Microsoft confirms hackers breached their internal systems, stole source and some customer data

Microsoft disclosed on Friday, 8th of March that the hacker group known Midnight Blizzard, also known as  APT29, Cozy Bear, and others, successfully infiltrated its internal systems and source code repositories. The breach, initially detected in January 2024, was part of a series of sophisticated cyber espionage efforts by Midnight Blizzard, a group with a history of high-profile attacks including the SolarWinds supply chain incident in 2020.

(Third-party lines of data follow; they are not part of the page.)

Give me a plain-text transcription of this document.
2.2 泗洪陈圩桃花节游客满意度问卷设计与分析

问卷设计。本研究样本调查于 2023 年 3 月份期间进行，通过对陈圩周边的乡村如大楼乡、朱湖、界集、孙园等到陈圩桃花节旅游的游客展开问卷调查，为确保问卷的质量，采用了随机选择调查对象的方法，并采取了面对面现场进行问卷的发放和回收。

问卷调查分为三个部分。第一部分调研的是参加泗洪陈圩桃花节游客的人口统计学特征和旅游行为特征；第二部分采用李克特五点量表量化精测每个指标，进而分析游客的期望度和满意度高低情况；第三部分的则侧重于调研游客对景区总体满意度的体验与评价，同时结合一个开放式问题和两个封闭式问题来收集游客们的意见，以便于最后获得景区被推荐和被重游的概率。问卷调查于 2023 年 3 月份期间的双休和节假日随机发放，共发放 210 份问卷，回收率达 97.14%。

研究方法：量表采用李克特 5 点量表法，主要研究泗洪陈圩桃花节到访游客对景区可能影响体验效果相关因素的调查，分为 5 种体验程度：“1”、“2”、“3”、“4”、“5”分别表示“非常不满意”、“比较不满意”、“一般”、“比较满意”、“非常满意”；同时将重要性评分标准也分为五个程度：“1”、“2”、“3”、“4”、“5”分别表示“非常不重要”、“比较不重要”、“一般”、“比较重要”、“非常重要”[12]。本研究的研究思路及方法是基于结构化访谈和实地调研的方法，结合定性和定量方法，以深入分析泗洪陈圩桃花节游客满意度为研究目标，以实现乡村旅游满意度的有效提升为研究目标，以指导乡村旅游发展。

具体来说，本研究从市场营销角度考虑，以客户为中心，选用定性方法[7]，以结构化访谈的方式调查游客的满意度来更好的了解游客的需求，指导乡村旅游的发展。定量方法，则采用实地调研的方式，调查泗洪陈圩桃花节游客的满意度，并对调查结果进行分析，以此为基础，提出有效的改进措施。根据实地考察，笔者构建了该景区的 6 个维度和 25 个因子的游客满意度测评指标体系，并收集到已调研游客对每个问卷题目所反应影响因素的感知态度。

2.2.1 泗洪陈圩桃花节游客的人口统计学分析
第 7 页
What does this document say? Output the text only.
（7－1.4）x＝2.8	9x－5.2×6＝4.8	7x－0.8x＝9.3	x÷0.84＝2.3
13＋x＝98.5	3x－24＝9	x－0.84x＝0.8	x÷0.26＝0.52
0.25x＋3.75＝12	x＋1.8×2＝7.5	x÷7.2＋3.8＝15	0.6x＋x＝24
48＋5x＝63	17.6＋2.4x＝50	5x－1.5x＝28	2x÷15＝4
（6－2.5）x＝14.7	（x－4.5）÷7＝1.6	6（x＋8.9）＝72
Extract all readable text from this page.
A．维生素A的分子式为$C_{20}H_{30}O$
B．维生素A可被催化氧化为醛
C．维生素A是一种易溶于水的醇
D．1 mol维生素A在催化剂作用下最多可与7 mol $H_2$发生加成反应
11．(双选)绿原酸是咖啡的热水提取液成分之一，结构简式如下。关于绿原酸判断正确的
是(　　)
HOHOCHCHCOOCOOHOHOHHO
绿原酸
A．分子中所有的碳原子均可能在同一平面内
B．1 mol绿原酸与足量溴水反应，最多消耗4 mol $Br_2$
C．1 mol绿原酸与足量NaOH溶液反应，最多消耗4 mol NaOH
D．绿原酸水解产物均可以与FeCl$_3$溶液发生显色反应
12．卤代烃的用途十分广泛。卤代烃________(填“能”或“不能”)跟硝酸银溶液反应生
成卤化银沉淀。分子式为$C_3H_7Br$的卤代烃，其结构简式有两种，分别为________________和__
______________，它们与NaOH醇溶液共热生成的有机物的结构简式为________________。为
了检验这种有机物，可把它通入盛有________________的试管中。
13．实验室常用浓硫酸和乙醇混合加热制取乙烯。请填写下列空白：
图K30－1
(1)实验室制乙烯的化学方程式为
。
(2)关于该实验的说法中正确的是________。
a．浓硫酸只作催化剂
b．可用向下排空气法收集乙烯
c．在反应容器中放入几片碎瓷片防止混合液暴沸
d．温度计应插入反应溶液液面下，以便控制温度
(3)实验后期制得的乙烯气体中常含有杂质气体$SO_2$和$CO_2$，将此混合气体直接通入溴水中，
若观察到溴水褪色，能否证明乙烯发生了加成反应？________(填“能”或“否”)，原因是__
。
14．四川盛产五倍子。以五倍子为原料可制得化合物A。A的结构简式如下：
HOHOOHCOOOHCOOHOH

The attack commenced in November 2023 with a password spray attack, a type of brute force attack leveraging common passwords across multiple accounts to avoid triggering security mechanisms. This method enabled unauthorized access to a non-production test tenant account lacking multi-factor authentication (MFA), subsequently granting the attackers a foothold to access and exfiltrate data from a limited number of corporate email accounts. These accounts belonged to senior leadership and employees in key departments such as cybersecurity and legal.

The attackers’ motives appear to center around using the stolen information to conduct further unauthorized activities, including accessing Microsoft's source code repositories and internal systems. However, the specific details and scale of the accessed source code remain undisclosed.

Microsoft has responded to these threats by notifying impacted individuals and increasing its security investments, notably observing a tenfold increase in password spray attacks by Midnight Blizzard in February 2024.